Para os optantes do Simples Nacional, o impacto será reduzido com a adoção dos seguintes benefícios: a) não aplicação da Margem de Valor Agregado (MVA ajustada) prevista no Convênio ou Protocolo que institui a Substituição Tributária nas operações interestaduais, adotando-se o porcentual de MVA ST original que é 30% menor em média.
Em relação aos estoques existentes no estabelecimento será adotado o menor Índice de Valor Agregado (IVA), previsto para a operação interna. O menor IVA é 27% e o maior, 69,43%. Será ainda aplicada a alíquota de 17% para dedução do imposto devido, independente se a entrada foi com a alíquota de 7% ou 12%. O pagamento do estoque será feito em 40 parcelas mensais, iguais e consecutivas para os que estão no Simples. Para os demais contribuintes do segmento, o pagamento varia de 24 a 30 parcelas.
É o dinheiro arrecadado dos impostos que permite ao Estado de Goiás cumprir os seus programas sociais e de distribuição de renda, destinados aos mais pobres. É com esta arrecadação que o Estado constrói casas populares para os mais humildes, melhora as escolas, hospitais e amplia os salários dos professores. Ou seja, sem recursos, o governo restringe sua atuação junto aos que mais precisam.
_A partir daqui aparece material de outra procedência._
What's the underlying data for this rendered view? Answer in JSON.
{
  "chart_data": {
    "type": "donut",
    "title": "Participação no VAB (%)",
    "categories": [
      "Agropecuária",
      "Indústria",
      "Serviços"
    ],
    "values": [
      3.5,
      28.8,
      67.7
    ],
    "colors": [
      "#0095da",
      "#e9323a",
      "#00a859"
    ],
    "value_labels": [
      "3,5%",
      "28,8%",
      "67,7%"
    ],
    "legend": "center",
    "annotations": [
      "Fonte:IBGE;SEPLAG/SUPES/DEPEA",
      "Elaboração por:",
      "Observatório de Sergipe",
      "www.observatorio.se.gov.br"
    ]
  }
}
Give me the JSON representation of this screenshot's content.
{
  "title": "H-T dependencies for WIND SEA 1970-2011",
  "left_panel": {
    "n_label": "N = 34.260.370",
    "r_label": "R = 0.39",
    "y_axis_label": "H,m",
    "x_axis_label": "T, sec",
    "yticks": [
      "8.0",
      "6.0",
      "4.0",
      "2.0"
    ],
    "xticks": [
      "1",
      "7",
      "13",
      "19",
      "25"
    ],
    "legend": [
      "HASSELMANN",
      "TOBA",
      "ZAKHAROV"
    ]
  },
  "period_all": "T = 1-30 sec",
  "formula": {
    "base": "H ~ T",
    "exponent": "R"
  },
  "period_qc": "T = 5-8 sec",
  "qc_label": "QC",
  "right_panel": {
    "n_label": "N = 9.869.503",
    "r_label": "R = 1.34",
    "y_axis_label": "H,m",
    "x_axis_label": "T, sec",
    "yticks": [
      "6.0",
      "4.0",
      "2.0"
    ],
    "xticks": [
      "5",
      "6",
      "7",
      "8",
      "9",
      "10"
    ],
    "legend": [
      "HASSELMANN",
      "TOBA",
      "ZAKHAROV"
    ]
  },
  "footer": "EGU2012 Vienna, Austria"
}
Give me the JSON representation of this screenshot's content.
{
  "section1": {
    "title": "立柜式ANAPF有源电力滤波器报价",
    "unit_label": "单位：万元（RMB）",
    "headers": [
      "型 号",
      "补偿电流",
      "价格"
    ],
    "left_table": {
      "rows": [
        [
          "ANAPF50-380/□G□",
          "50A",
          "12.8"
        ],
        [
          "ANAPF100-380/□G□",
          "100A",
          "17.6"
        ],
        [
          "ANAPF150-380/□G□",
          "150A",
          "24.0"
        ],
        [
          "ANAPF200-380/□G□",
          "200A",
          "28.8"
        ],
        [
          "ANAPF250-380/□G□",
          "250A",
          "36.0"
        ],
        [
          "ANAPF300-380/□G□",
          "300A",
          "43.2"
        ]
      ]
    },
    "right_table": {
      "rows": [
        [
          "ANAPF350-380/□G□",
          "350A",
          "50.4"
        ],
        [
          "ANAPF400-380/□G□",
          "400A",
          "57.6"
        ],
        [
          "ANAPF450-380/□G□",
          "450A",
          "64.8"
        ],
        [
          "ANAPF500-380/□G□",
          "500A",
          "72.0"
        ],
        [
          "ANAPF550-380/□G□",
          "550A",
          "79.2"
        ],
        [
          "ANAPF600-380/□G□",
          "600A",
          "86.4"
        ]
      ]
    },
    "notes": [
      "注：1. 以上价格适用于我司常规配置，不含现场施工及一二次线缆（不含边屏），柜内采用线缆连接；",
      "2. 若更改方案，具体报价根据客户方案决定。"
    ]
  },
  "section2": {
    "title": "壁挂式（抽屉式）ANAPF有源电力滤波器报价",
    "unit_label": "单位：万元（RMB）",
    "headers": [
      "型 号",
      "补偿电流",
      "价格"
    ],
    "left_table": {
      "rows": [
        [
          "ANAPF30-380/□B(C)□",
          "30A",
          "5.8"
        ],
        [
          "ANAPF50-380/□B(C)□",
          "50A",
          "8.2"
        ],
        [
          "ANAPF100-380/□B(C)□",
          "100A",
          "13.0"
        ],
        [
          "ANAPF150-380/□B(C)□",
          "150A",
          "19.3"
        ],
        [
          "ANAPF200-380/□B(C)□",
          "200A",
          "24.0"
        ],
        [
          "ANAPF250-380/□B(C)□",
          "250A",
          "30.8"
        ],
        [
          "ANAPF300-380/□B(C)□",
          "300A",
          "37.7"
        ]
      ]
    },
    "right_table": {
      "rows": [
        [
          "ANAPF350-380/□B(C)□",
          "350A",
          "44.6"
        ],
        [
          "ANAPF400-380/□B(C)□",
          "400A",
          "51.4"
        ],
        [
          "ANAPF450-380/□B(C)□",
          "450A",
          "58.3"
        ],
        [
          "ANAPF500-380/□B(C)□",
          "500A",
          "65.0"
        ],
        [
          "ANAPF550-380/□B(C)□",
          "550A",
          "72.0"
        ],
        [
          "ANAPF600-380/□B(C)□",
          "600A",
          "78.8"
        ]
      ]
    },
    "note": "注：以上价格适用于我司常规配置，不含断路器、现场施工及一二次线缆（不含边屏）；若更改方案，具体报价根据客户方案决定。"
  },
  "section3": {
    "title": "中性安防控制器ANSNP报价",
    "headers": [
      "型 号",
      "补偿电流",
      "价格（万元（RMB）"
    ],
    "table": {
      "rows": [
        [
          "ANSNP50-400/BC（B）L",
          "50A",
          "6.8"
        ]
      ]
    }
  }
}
Os comerciantes do Jardim Guanabara não precisam se preocupar. Eles continuarão trabalhando no mesmo bairro. Não serão afetados pela mudança de cobrança do imposto. Muitos devem até aumentar suas vendas sem a competição dos sonegadores contumazes que lhe fazem concorrência desleal. É só conferir como andam as vendas de telhas e caixas d’água com substituição tributária desde 1995, tintas e vernizes, desde 1995, e do cimento, no regime desde 2003.